If the foreign company is able to provide documents to clearly support a contribution margin for services provided onshore versus offshore under paragraph 2, Article 10 of the Guidelines, the tax authority will apply a contribution margin analysis to the actual onshore services in determining the Taiwan source business profits.


The Tax Ruling clarifies the tax treatment of online database services as business profits where specific conditions are met. When activities are partly performed in Taiwan, either through a fixed place of business, a business agent in Taiwan or assistance/support from Taiwan, detailed documentation will be required to clearly distinguish the services provided in Taiwan to minimize the risk of having the entire service fee subjected to the 20% withholding tax.

Taiwan reinstates capital gains tax provision and amendment to alternative minimum tax

On 25 July 2012, Taiwan’s Legislative Yuan approved an amendment to the Income Tax Act to reinstate capital gains tax on Taiwan securities trading and a change to the applicable rates under the alternative minimum tax contained in the Base Income Tax Act (the AMT amendment).

The amendments apply to both resident and non-resident individual investors and business entities but exclude foreign entities that have no fixed place of business or business agent. Under the AMT amendment, AMT rates for business entities, i.e., domestic and foreign entities with a fixed place of business or business agent, are increased from 10%~12% to 12%~15% and the annual exclusion amount is reduced from NT$2 million (USD 67,000) to NT$500,000 (USD 17,000).

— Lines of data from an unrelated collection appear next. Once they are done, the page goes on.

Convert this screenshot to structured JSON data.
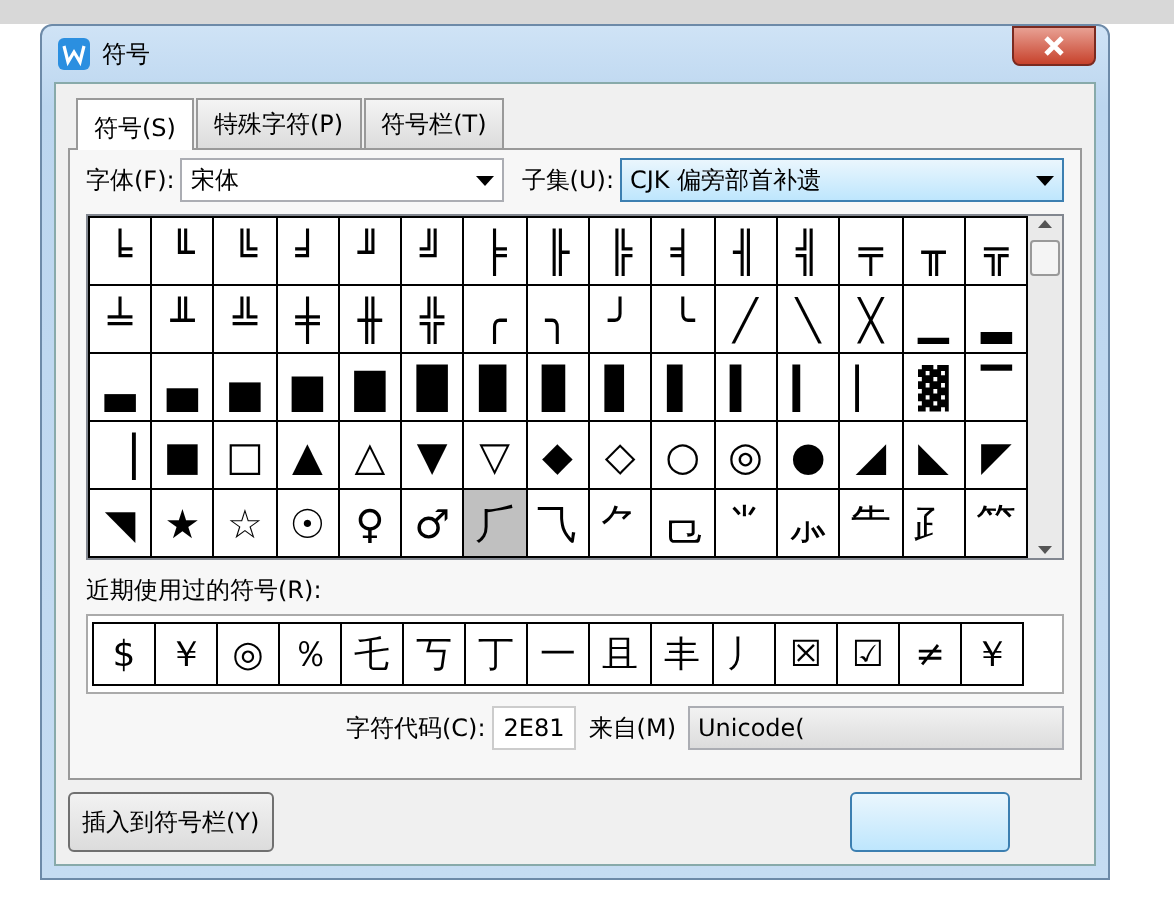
{
  "window": {
    "title": "符号"
  },
  "tabs": [
    {
      "label": "符号(S)",
      "selected": true
    },
    {
      "label": "特殊字符(P)",
      "selected": false
    },
    {
      "label": "符号栏(T)",
      "selected": false
    }
  ],
  "font": {
    "label": "字体(F):",
    "value": "宋体"
  },
  "subset": {
    "label": "子集(U):",
    "value": "CJK 偏旁部首补遗"
  },
  "grid": {
    "rows": [
      [
        {
          "c": "╘",
          "selected": false
        },
        {
          "c": "╙",
          "selected": false
        },
        {
          "c": "╚",
          "selected": false
        },
        {
          "c": "╛",
          "selected": false
        },
        {
          "c": "╜",
          "selected": false
        },
        {
          "c": "╝",
          "selected": false
        },
        {
          "c": "╞",
          "selected": false
        },
        {
          "c": "╟",
          "selected": false
        },
        {
          "c": "╠",
          "selected": false
        },
        {
          "c": "╡",
          "selected": false
        },
        {
          "c": "╢",
          "selected": false
        },
        {
          "c": "╣",
          "selected": false
        },
        {
          "c": "╤",
          "selected": false
        },
        {
          "c": "╥",
          "selected": false
        },
        {
          "c": "╦",
          "selected": false
        }
      ],
      [
        {
          "c": "╧",
          "selected": false
        },
        {
          "c": "╨",
          "selected": false
        },
        {
          "c": "╩",
          "selected": false
        },
        {
          "c": "╪",
          "selected": false
        },
        {
          "c": "╫",
          "selected": false
        },
        {
          "c": "╬",
          "selected": false
        },
        {
          "c": "╭",
          "selected": false
        },
        {
          "c": "╮",
          "selected": false
        },
        {
          "c": "╯",
          "selected": false
        },
        {
          "c": "╰",
          "selected": false
        },
        {
          "c": "╱",
          "selected": false
        },
        {
          "c": "╲",
          "selected": false
        },
        {
          "c": "╳",
          "selected": false
        },
        {
          "c": "▁",
          "selected": false
        },
        {
          "c": "▂",
          "selected": false
        }
      ],
      [
        {
          "c": "▃",
          "selected": false
        },
        {
          "c": "▄",
          "selected": false
        },
        {
          "c": "▅",
          "selected": false
        },
        {
          "c": "▆",
          "selected": false
        },
        {
          "c": "▇",
          "selected": false
        },
        {
          "c": "█",
          "selected": false
        },
        {
          "c": "▉",
          "selected": false
        },
        {
          "c": "▊",
          "selected": false
        },
        {
          "c": "▋",
          "selected": false
        },
        {
          "c": "▌",
          "selected": false
        },
        {
          "c": "▍",
          "selected": false
        },
        {
          "c": "▎",
          "selected": false
        },
        {
          "c": "▏",
          "selected": false
        },
        {
          "c": "▓",
          "selected": false
        },
        {
          "c": "▔",
          "selected": false
        }
      ],
      [
        {
          "c": "▕",
          "selected": false
        },
        {
          "c": "■",
          "selected": false
        },
        {
          "c": "□",
          "selected": false
        },
        {
          "c": "▲",
          "selected": false
        },
        {
          "c": "△",
          "selected": false
        },
        {
          "c": "▼",
          "selected": false
        },
        {
          "c": "▽",
          "selected": false
        },
        {
          "c": "◆",
          "selected": false
        },
        {
          "c": "◇",
          "selected": false
        },
        {
          "c": "○",
          "selected": false
        },
        {
          "c": "◎",
          "selected": false
        },
        {
          "c": "●",
          "selected": false
        },
        {
          "c": "◢",
          "selected": false
        },
        {
          "c": "◣",
          "selected": false
        },
        {
          "c": "◤",
          "selected": false
        }
      ],
      [
        {
          "c": "◥",
          "selected": false
        },
        {
          "c": "★",
          "selected": false
        },
        {
          "c": "☆",
          "selected": false
        },
        {
          "c": "☉",
          "selected": false
        },
        {
          "c": "♀",
          "selected": false
        },
        {
          "c": "♂",
          "selected": false
        },
        {
          "c": "⺁",
          "selected": true
        },
        {
          "c": "⺄",
          "selected": false
        },
        {
          "c": "⺈",
          "selected": false
        },
        {
          "c": "⺋",
          "selected": false
        },
        {
          "c": "⺌",
          "selected": false
        },
        {
          "c": "⺗",
          "selected": false
        },
        {
          "c": "⺧",
          "selected": false
        },
        {
          "c": "⺪",
          "selected": false
        },
        {
          "c": "⺮",
          "selected": false
        }
      ]
    ]
  },
  "recent": {
    "label": "近期使用过的符号(R):",
    "symbols": [
      "$",
      "￥",
      "◎",
      "％",
      "乇",
      "丂",
      "丁",
      "一",
      "且",
      "丰",
      "丿",
      "☒",
      "☑",
      "≠",
      "￥"
    ]
  },
  "code": {
    "label": "字符代码(C):",
    "value": "2E81"
  },
  "source": {
    "label": "来自(M)",
    "value": "Unicode("
  },
  "buttons": [
    {
      "kind": "plain",
      "label": "插入到符号栏(Y)"
    },
    {
      "kind": "default"
    }
  ]
}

To minimize the impact on individual taxpayers, the Ministry of Finance has set 2013 and 2014 as transition periods in which capital gains may be calculated on either imputed income or actual profit base where the actual profit method adopted is notified to securities brokers before 15 December 2012. Post-transition period capital gains must be calculated on the actual profit base.

For business entities, the AMT amendment will become effective on or after 1 January 2013.

The following table summarizes the capital gains tax levied on individuals and enterprises.

Capital Gains Tax for individuals

Period 1 January 2013 to 31 December 2014
(Transition periods)
After 1 January 2015
Tax rate Imputed income : 20%
Actual profit base: 15%
Taxation Scope Listed and unlisted stocks, associated certificates or rights

Resident: Taxed on capital gain on disposition of listed and unlisted stocks, subject to meeting certain conditions.

Non-resident: Taxed on capital gains generated from disposal of Taiwan stocks or associated certificates or rights (including listed and unlisted).

Tax incentives for long-term investment
  1. 50% of the capital gains will be exempt if the holding period is more than one year;
  2. 75% of the capital gains will be exempt if the holding period is more than three years after IPO.

Capital Gains Tax for Enterprises

Year Effective 1 January 2013
Taxation scope and tax rate

Capital gains from disposition of listed and unlisted Taiwan securities (including Taiwan stocks, associated certificates or rights)

  1. AMT tax rates of 12%~15%;
  2. Annual exclusion amount of TWD 0.5 million (USD 17,000);
  3. 50% of the capital gains will be exempt if the holding period is more than three years;
  4. Capital loss could be carried forward for five years.


The reinstatement of the capital gains tax does not have any impact on foreign- based business entities, provided that they have no fixed place of business or business agency in Taiwan.